Doc2vec (2014, Mikolov et al.) makes it possible to find constant size representation for documents with varying lengths, which is better than a Bag of Words. How?


What is the Doc2vec algorithm?

The algorithm introduces the paragraph vector, which is unique for each paragraph, unlike word vectors, which are shared for the same words. Word vectors contribute to a prediction task about the next word in the sentence. Similarly, paragraph vectors “are asked” to predict the next word given many contexts sampled from the paragraph.


Every paragraph is mapped to unique vectors, which is represented by a column in matrix D, and every word is mapped to a unique vector which is also represented as a column but in a different matrix, W. Both paragraph and word vectors are combined (either concatenating or averaging) to predict the next word in a context. This embedding is trained similarly as word2vec was; the change here is the presence of paragraph embedding, which represents the missing information from the current context.

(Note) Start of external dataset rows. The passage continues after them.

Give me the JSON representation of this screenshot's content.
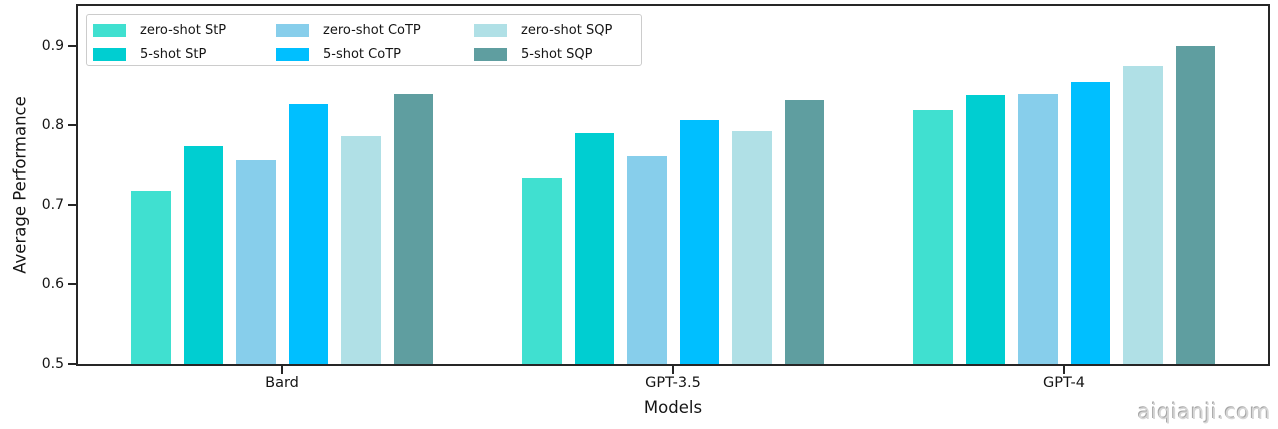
{
  "chart_data": {
    "type": "bar",
    "title": "",
    "xlabel": "Models",
    "ylabel": "Average Performance",
    "categories": [
      "Bard",
      "GPT-3.5",
      "GPT-4"
    ],
    "series": [
      {
        "name": "zero-shot StP",
        "color": "#40E0D0",
        "values": [
          0.717,
          0.734,
          0.819
        ]
      },
      {
        "name": "5-shot StP",
        "color": "#00CED1",
        "values": [
          0.774,
          0.79,
          0.838
        ]
      },
      {
        "name": "zero-shot CoTP",
        "color": "#87CEEB",
        "values": [
          0.757,
          0.762,
          0.84
        ]
      },
      {
        "name": "5-shot CoTP",
        "color": "#00BFFF",
        "values": [
          0.827,
          0.807,
          0.855
        ]
      },
      {
        "name": "zero-shot SQP",
        "color": "#B0E0E6",
        "values": [
          0.786,
          0.793,
          0.875
        ]
      },
      {
        "name": "5-shot SQP",
        "color": "#5F9EA0",
        "values": [
          0.84,
          0.832,
          0.9
        ]
      }
    ],
    "ylim": [
      0.5,
      0.95
    ],
    "yticks": [
      0.5,
      0.6,
      0.7,
      0.8,
      0.9
    ],
    "ytick_decimals": 1,
    "legend_position": "upper-left",
    "legend_columns": 3,
    "grid": false
  },
  "watermark": "aiqianji.com"
}
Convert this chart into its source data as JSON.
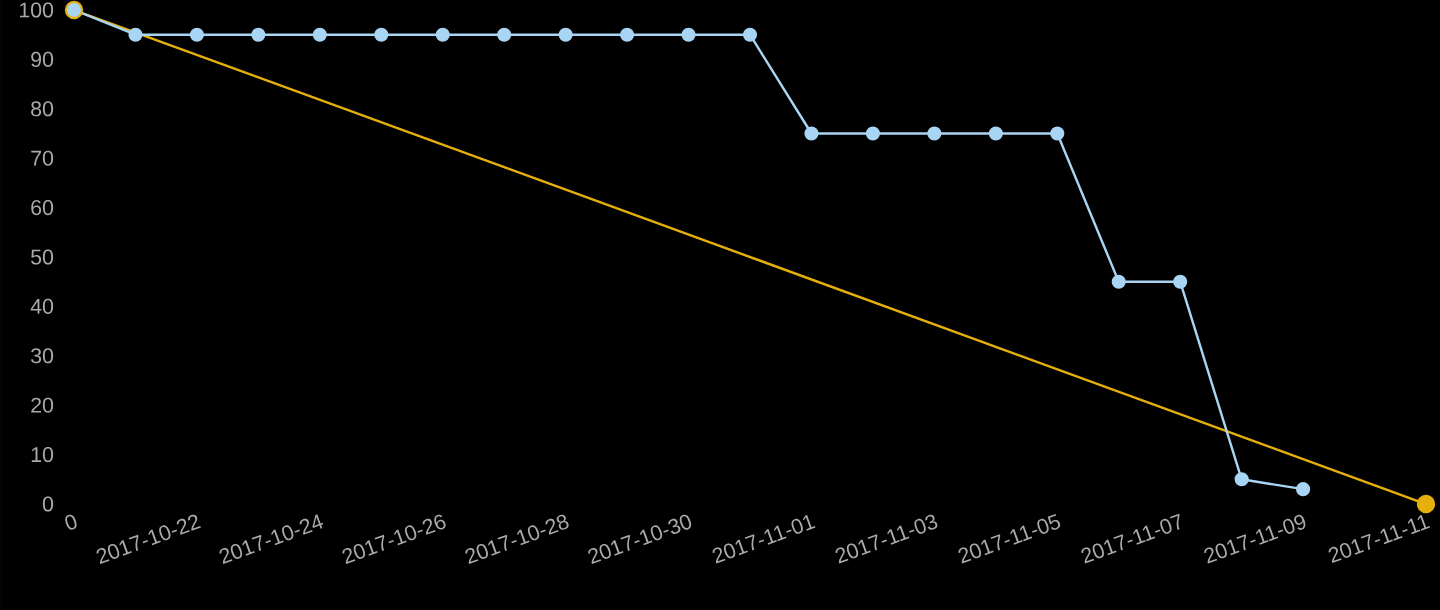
{
  "chart_data": {
    "type": "line",
    "x": [
      "2017-10-20",
      "2017-10-21",
      "2017-10-22",
      "2017-10-23",
      "2017-10-24",
      "2017-10-25",
      "2017-10-26",
      "2017-10-27",
      "2017-10-28",
      "2017-10-29",
      "2017-10-30",
      "2017-10-31",
      "2017-11-01",
      "2017-11-02",
      "2017-11-03",
      "2017-11-04",
      "2017-11-05",
      "2017-11-06",
      "2017-11-07",
      "2017-11-08",
      "2017-11-09"
    ],
    "series": [
      {
        "color": "#a9d5f5",
        "values": [
          100,
          95,
          95,
          95,
          95,
          95,
          95,
          95,
          95,
          95,
          95,
          95,
          75,
          75,
          75,
          75,
          75,
          45,
          45,
          5,
          3
        ]
      },
      {
        "type": "line",
        "color": "#e6b00c",
        "x": [
          "2017-10-20",
          "2017-11-11"
        ],
        "values": [
          100,
          0
        ]
      }
    ],
    "marker": "circle",
    "line_style": "solid",
    "xlim": [
      "2017-10-20",
      "2017-11-11"
    ],
    "xticks": [
      {
        "value": "2017-10-20",
        "label": "0"
      },
      "2017-10-22",
      "2017-10-24",
      "2017-10-26",
      "2017-10-28",
      "2017-10-30",
      "2017-11-01",
      "2017-11-03",
      "2017-11-05",
      "2017-11-07",
      "2017-11-09",
      "2017-11-11"
    ],
    "ylim": [
      0,
      100
    ],
    "yticks": [
      0,
      10,
      20,
      30,
      40,
      50,
      60,
      70,
      80,
      90,
      100
    ]
  }
}
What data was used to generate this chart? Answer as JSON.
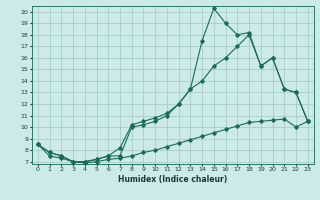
{
  "xlabel": "Humidex (Indice chaleur)",
  "bg_color": "#cceaea",
  "grid_color": "#aacccc",
  "line_color": "#1a6b5a",
  "xlim": [
    -0.5,
    23.5
  ],
  "ylim": [
    6.8,
    20.5
  ],
  "xticks": [
    0,
    1,
    2,
    3,
    4,
    5,
    6,
    7,
    8,
    9,
    10,
    11,
    12,
    13,
    14,
    15,
    16,
    17,
    18,
    19,
    20,
    21,
    22,
    23
  ],
  "yticks": [
    7,
    8,
    9,
    10,
    11,
    12,
    13,
    14,
    15,
    16,
    17,
    18,
    19,
    20
  ],
  "line1_x": [
    0,
    1,
    2,
    3,
    4,
    5,
    6,
    7,
    8,
    9,
    10,
    11,
    12,
    13,
    14,
    15,
    16,
    17,
    18,
    19,
    20,
    21,
    22,
    23
  ],
  "line1_y": [
    8.5,
    7.8,
    7.5,
    7.0,
    7.0,
    7.2,
    7.5,
    7.5,
    10.0,
    10.2,
    10.5,
    11.0,
    12.0,
    13.3,
    17.5,
    20.3,
    19.0,
    18.0,
    18.2,
    15.3,
    16.0,
    13.3,
    13.0,
    10.5
  ],
  "line2_x": [
    0,
    1,
    2,
    3,
    4,
    5,
    6,
    7,
    8,
    9,
    10,
    11,
    12,
    13,
    14,
    15,
    16,
    17,
    18,
    19,
    20,
    21,
    22,
    23
  ],
  "line2_y": [
    8.5,
    7.8,
    7.5,
    7.0,
    7.0,
    7.2,
    7.5,
    8.2,
    10.2,
    10.5,
    10.8,
    11.2,
    12.0,
    13.3,
    14.0,
    15.3,
    16.0,
    17.0,
    18.0,
    15.3,
    16.0,
    13.3,
    13.0,
    10.5
  ],
  "line3_x": [
    0,
    1,
    2,
    3,
    4,
    5,
    6,
    7,
    8,
    9,
    10,
    11,
    12,
    13,
    14,
    15,
    16,
    17,
    18,
    19,
    20,
    21,
    22,
    23
  ],
  "line3_y": [
    8.5,
    7.5,
    7.3,
    7.0,
    6.9,
    7.0,
    7.2,
    7.3,
    7.5,
    7.8,
    8.0,
    8.3,
    8.6,
    8.9,
    9.2,
    9.5,
    9.8,
    10.1,
    10.4,
    10.5,
    10.6,
    10.7,
    10.0,
    10.5
  ]
}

Doc2vec in summary has two key stages:

  1. training to get word vectors, softmax weighs U, b and paragraph vectors D on already seen paragraphs
  2. “the inference stage” to get paragraph vectors D for new paragraphs by adding more columns to D and gradient descending on D, while holding W, U, and b fixed.


How can you benefit from Doc2vec?

A big advantage of this approach is that it learns from unlabeled data, not to mention that it was shown to strongly overperform so far used models like Bag of Words.

This kind of embedding might serve for unsupervised clustering of related documents using, for example, a k-means algorithm, which would allow classification of texts that are similar to each other.